Mais dois são presos por “venderem” Passe Livre no DF

O flagrante foi feito na Rodoviária do Plano Piloto nesta sexta-feira (15/2)

Felipe Menezes/MetrópolesFelipe Menezes/Metrópoles

atualizado 15/02/2019 19:46

A Coordenação de Repressão aos Crimes Contra o Consumidor, a Propriedade Imaterial e a Fraudes (Corf) da Polícia Civil do Distrito Federal (PCDF) prendeu, nesta sexta-feira (15/2), mais dois homens em flagrante na Rodoviária do Plano Piloto, após eles serem surpreendido “vendendo” Passe Livre.

Os suspeitos foram autuados por crime de estelionato contra o Estado, que prevê penas de 1 a 5 anos de prisão. Para a operação, a Corf contou com apoio da Subsecretaria de Fiscalização, Auditoria e Controle, da Secretaria de Mobilidade.

Na quinta (14), a unidade da PCDF havia deflagrado outra operação para coibir o uso indevido do Passe Livre no DF. Quatro pessoas foram presas na ocasião. Eles estavam “vendendo” o direito à passagem, ou seja, recebiam R$ 5 em dinheiro e passavam o cartão na catraca para terceiros. Os acusados não têm antecedentes criminais.

A batida policial também ocorreu na Rodoviária do Plano Piloto e contou com o apoio da Subsecretaria de Fiscalização, Auditoria e Controle (Sufisa), da Secretaria de Mobilidade. Com os presos foram encontrados sete cartões de outras pessoas, beneficiárias do Passe Livre, Cartão + Especial (para pessoas com necessidades especiais), vale-transporte e Cartão Cidadão.

Segundo a Polícia Civil, os presos informaram que os donos dos cartões sabiam da “venda” e ficavam com uma parte do dinheiro. Eles também serão indiciados e perderão os benefícios.

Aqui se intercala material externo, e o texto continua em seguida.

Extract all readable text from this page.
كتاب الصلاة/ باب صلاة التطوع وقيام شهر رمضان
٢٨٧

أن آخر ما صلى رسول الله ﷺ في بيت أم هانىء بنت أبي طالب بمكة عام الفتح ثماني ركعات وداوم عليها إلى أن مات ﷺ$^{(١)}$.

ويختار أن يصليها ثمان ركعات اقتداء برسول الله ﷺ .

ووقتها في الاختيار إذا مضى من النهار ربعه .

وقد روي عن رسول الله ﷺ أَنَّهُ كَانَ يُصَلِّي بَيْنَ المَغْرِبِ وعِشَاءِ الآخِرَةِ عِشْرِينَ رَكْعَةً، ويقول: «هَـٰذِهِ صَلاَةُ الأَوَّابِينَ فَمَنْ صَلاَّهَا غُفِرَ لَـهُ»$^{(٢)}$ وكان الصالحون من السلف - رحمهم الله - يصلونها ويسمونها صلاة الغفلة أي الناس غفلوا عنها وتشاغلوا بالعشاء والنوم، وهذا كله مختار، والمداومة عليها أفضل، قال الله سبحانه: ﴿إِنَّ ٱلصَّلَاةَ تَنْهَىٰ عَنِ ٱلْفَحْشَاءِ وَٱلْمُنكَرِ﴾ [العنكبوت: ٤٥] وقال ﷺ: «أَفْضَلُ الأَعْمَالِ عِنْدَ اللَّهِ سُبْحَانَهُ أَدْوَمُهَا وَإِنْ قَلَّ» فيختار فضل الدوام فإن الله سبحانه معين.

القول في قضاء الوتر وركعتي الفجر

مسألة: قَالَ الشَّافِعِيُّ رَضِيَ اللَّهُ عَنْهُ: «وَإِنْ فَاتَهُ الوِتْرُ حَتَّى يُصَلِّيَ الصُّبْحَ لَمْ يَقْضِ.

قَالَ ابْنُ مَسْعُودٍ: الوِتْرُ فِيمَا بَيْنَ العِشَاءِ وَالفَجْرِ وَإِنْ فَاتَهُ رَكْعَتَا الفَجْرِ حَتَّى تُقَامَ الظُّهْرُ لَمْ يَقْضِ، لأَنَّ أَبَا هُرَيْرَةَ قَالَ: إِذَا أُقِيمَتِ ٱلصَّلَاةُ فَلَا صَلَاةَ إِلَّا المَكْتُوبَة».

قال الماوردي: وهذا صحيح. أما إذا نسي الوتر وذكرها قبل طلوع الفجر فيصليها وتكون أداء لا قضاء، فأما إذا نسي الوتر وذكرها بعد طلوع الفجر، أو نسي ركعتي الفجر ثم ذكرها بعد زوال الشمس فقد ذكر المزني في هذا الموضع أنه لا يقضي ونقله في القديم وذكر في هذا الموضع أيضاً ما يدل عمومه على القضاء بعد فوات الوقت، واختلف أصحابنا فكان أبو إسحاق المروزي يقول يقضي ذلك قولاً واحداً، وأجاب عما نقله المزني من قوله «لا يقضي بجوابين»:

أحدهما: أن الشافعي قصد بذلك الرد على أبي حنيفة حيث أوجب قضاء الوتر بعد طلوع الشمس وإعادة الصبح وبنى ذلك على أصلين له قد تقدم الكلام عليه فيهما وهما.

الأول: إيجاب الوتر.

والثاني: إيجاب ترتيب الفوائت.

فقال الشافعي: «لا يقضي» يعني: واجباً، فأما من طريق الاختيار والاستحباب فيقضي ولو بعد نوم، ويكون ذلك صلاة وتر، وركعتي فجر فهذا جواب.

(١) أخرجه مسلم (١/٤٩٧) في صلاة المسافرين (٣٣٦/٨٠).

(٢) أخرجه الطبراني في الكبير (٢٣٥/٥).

De acordo o subsecretário da Sufisa, Marrison Dantas, os acusados costumavam atuar nas proximidades do BRT. “É o principal ponto onde esses crimes ocorrem, pela facilidade de acesso à catraca. No caso dos ônibus, a identificação desse delito é mais difícil. Mas se o cobrador perceber, ele deve reter essa ação”, explica Dantas.

Somente no início deste ano, o Transporte Urbano do Distrito Federal (DFTrans) bloqueou 27,7 mil cartões de usuários do transporte público por indícios de fraudes. O prejuízo estimado é de R$ 8,5 milhões por mês.

Foram identificadas situações como, por exemplo, o cartão de um idoso ter sido usado 63 vezes em um único dia, o que indica a “venda” das passagens. Na semana passada, um usuário chegou a ser levado à polícia para explicar como conseguiu vários cartões de Passe Livre, todos com a mesma foto.

Segundo o DFTrans, há indícios de que ele usava os bilhetes para vender acessos a outros usuários por valor mais barato do que o preço normal da passagem. O suspeito negou e disse que emprestava os cartões para familiares. Um levantamento realizado pela autarquia mostrou que o beneficiário realizou 8,4 mil embarques desde 2011, todos com cartões nos quais constam nomes e CPFs diferentes.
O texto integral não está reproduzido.